Due to these developments, FCM has become an established method for phytoplankton studies (67–69). The main advantage of this technique lays in the processing of samples at a high rates, allowing the analysis of a large number of individuals. Moreover, each analyzed cell is
characterized by several parameters, such as size, light scatter, and fluorescence emission, which allows estimates of the relative abundance of cells belonging to several groups. These approaches were used, for instance, for differentiating photosynthetic from non-photosynthetic prokaryotes, for measuring bacterial cell size and nucleic acid content and for estimating the relative activity and physiological state of each cell (68).
The potential of FCM as a fast tool for the characterization and counting of phototrophic sulfur bacteria has documented in the past. Purple and green sulfur bacteria from both laboratory strains and from environmental samples obtained from the stratified meromictic Lake Vilar (Spain) were detected and counted in unstained samples using a blue laser-based FCM (70).
Moreover, variations in cell-specific pigment content and the dynamics of sulfur accumulation were also quantified using FCM as sulfur accumulation changes the light scatter characteristic of the phototrophic cells. Therefore, the rapid identification and the physiological characterization provided by FCM could be applied in complex ecophysiological experiments in natural environments.

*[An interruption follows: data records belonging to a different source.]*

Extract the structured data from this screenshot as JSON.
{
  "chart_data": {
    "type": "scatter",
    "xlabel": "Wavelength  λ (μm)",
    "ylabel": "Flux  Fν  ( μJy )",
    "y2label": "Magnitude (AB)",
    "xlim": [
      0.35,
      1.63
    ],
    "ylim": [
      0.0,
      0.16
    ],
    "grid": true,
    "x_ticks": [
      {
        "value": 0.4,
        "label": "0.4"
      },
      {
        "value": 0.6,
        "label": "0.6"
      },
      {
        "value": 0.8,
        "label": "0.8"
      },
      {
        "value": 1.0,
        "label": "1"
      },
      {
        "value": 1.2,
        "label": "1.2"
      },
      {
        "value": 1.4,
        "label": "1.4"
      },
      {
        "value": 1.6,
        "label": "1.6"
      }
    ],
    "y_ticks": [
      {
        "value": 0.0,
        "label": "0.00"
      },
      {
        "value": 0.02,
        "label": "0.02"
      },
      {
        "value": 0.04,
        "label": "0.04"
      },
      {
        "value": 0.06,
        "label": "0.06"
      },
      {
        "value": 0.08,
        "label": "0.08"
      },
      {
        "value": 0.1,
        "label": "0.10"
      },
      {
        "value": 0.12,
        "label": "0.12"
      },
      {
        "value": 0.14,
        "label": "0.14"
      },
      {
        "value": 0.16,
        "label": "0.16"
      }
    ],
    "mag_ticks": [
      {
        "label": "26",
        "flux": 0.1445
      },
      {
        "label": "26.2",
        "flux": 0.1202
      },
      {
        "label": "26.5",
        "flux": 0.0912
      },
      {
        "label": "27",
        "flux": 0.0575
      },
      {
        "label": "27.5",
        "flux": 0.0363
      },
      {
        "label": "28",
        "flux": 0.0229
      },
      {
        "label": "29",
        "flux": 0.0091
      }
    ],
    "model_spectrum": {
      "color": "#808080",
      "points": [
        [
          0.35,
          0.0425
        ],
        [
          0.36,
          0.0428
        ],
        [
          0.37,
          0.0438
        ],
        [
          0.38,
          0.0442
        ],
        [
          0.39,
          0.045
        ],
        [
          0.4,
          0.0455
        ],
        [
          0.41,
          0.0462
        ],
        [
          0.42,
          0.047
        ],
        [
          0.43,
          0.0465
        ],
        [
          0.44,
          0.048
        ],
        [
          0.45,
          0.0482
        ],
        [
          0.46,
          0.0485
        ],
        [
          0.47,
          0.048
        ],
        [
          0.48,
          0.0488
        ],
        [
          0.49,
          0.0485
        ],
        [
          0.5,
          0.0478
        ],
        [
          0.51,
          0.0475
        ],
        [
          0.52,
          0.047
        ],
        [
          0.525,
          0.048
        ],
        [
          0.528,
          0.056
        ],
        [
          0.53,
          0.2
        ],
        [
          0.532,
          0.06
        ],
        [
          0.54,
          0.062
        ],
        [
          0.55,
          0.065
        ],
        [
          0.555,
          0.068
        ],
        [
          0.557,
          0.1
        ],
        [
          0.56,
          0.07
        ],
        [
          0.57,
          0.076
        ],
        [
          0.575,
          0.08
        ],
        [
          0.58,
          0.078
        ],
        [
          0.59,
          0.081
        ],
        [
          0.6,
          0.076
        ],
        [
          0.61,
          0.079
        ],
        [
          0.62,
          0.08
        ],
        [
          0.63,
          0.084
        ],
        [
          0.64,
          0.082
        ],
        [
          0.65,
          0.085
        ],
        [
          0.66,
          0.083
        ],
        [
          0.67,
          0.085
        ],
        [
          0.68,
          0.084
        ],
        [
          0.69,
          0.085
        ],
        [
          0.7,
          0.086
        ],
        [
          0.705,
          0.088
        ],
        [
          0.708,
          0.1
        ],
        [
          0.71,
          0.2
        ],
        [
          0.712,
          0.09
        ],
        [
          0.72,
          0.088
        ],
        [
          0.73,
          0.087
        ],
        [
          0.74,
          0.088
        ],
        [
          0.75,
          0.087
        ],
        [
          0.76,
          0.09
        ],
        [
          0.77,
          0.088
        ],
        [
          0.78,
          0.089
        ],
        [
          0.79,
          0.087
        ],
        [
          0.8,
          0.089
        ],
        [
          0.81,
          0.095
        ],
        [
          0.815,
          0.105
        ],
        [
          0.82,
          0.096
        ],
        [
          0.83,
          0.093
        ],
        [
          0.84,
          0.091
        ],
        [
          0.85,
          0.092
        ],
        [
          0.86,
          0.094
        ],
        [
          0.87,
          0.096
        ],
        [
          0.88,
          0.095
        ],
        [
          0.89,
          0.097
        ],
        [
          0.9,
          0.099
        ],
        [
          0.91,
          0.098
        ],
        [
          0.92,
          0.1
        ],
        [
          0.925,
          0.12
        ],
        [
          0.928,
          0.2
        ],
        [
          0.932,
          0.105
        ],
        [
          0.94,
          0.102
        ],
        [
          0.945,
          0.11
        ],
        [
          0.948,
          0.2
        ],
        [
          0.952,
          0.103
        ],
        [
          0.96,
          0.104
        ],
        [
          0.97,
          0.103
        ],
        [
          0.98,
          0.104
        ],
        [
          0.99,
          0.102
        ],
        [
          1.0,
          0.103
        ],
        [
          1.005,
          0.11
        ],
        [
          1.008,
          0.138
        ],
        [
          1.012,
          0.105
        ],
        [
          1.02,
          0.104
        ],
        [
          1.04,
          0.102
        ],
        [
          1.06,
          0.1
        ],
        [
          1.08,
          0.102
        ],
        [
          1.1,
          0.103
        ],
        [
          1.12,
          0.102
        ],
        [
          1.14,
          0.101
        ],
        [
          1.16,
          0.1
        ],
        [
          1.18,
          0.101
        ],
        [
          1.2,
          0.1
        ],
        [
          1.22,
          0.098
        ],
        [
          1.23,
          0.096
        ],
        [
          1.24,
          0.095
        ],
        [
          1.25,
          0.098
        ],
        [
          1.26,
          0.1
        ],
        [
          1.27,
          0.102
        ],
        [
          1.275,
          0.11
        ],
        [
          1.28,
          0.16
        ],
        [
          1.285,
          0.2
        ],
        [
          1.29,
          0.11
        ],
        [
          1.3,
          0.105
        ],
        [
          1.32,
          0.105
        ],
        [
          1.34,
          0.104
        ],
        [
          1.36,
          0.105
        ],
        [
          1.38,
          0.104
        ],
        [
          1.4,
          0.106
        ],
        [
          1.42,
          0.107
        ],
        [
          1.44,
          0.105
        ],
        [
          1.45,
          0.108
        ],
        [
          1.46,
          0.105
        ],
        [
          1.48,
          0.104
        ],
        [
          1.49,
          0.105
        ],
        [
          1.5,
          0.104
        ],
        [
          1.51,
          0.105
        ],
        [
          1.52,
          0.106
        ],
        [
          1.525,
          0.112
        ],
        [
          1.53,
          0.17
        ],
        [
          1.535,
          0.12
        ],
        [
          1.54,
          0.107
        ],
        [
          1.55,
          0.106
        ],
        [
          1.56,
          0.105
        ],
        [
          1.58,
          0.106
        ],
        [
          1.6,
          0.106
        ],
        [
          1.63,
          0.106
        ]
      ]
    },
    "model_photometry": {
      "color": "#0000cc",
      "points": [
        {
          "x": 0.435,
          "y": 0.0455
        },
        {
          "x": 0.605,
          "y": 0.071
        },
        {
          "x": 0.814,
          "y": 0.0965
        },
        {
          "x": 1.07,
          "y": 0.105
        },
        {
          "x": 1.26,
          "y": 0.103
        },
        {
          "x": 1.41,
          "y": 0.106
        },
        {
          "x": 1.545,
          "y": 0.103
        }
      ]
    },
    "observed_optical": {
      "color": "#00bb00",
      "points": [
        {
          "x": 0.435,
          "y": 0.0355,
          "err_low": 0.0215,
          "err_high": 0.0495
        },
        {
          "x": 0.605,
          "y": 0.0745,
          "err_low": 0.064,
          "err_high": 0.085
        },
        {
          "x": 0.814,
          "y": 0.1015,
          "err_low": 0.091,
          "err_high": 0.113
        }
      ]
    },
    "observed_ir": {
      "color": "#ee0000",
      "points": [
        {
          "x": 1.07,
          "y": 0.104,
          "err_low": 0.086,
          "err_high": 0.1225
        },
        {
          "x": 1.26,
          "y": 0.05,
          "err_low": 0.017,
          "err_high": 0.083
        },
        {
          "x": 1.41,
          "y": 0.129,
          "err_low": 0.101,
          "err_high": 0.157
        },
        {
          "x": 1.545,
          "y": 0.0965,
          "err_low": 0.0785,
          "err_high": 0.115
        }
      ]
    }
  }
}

In detailed studies of bacterial populations analysis, FCM combined with flow cell sorting (also known as fluorescence-activated cell sorting – FACS) has been applied to concentrate and count subpopulations from complex bacterial communities (71,72). FCM has also been combined with radioactive or stable isotope incubations of the sorted sub-populations in order to measure the metabolic activity of specific functional groups (73). In a recent study, samples from Lake Cadagno incubated with 15N2 and 13CO2 were flow cell sorted using gating criteria based on the auto-fluorescence signature of the green sulfur bacterium Chlorobium phaeobacteroides. The sorted cells were subsequently transferred to a filter membrane for NanoSIMS analysis (54).